@Johnny
My bad - I totally misread your OP. Apologies, good sir.
If I understand your take, the results are:
Pirate 5: 97
Pirate 4: 0
Pirate 3: 1
Pirate 2: 0
Pirate 1: 2
However, there's a problem. We assume that all 5 agents are "perfectly rational". Therefore all five agents would be able to independently work out the mathematical equilibrium you posit. Agents 1-4 would be anxious to avoid this scenario as the possibility of more gold for each is available. This would be perfectly rational.
All know this is the likely outcome - because all are brilliant game theorists.
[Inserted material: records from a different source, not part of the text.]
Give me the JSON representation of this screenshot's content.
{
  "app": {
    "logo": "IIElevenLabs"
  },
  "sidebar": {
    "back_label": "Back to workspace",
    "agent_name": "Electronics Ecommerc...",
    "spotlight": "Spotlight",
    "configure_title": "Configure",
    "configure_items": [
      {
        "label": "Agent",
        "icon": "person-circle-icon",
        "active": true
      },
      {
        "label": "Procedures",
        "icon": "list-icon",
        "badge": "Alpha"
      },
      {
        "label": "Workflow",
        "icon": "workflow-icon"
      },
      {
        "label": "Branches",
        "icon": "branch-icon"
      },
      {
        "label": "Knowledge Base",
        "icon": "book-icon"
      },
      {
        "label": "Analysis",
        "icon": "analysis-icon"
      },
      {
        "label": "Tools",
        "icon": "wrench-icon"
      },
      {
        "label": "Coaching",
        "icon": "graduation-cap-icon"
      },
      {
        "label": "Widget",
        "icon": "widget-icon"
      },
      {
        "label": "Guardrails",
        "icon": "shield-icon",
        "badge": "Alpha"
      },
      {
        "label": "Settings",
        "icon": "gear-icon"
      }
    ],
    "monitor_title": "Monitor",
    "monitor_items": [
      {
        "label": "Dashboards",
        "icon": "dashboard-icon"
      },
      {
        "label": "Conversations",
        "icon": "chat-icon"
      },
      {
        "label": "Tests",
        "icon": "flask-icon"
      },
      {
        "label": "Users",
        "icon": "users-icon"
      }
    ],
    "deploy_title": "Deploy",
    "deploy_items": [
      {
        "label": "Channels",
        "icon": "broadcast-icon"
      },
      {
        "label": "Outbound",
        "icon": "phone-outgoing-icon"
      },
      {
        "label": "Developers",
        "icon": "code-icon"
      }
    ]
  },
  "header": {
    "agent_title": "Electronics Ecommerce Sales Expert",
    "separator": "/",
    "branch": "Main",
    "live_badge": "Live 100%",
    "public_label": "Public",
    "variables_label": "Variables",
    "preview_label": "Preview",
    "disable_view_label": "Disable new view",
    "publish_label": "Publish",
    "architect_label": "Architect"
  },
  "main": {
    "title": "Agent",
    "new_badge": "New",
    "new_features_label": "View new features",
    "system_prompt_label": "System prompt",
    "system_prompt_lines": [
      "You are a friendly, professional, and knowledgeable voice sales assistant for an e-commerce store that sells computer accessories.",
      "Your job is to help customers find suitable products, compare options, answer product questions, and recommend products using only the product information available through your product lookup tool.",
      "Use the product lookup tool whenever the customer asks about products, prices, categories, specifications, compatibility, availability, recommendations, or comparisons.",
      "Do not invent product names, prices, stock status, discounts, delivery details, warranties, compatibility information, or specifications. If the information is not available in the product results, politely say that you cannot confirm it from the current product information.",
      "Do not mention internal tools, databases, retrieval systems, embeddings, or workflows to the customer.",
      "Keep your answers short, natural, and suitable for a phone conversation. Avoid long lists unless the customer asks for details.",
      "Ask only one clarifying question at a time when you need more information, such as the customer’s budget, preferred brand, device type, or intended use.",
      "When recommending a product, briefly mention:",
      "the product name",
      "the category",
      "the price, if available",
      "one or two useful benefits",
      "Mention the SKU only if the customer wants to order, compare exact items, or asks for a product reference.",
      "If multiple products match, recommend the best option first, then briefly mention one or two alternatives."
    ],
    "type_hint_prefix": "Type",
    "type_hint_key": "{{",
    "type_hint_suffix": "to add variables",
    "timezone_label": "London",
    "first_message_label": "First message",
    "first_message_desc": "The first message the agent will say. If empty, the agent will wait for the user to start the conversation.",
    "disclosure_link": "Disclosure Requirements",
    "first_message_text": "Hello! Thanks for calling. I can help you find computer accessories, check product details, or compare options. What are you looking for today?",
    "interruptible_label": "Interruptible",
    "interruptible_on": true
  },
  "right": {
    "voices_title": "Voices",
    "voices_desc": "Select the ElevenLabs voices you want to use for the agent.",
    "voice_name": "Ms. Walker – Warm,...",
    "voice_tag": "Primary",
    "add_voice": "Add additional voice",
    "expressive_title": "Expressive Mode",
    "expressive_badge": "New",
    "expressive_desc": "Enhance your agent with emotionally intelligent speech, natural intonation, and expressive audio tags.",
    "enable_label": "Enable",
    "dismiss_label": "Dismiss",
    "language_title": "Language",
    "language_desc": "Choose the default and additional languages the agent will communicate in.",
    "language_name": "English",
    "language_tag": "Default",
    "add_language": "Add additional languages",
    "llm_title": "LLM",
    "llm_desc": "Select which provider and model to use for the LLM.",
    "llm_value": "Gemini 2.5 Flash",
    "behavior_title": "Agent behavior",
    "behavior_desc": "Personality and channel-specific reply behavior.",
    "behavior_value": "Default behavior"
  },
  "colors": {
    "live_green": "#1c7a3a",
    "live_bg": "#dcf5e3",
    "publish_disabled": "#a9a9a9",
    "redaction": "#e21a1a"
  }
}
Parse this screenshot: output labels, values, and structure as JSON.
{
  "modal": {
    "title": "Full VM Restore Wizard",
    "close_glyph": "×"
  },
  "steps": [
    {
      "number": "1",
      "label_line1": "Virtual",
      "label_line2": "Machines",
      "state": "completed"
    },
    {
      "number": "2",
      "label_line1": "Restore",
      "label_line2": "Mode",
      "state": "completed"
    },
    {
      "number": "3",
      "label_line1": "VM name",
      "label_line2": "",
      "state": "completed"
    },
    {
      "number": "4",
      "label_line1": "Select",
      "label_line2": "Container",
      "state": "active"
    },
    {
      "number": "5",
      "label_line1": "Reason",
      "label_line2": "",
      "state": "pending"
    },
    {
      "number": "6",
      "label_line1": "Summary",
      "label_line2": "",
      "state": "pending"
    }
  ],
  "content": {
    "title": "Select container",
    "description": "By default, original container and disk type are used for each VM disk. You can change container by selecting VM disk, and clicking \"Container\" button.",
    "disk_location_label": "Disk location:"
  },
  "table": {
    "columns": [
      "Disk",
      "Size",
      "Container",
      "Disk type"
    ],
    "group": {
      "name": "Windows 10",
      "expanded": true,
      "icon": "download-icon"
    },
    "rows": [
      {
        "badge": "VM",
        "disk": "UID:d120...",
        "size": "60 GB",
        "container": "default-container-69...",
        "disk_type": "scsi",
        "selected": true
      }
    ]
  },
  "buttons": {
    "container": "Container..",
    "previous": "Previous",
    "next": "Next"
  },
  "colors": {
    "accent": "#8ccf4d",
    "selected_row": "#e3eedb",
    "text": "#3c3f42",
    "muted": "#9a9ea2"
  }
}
Therefore the perfectly rational approach would be for pirates 1 - 4 to feign irrationality and demand nothing less than a fair split (20 coins is significantly better than zero, one or two) at the cost of killing pirate 5 and obtaining a larger, equal, split between the remaining four pirates.
Pirates 1-4, being perfectly rational, realise that Pirate 5 will realise this and, rather than risk rejection, accept an equal cut or a bargained offer, depending on how highly rank is enforced.
So a "rational" agent at best can hope for zero, one or two coins, but an "irrational" agent can obtain 20 or even 25. - Some rationality!
The rational approach would be to forget the rational approach.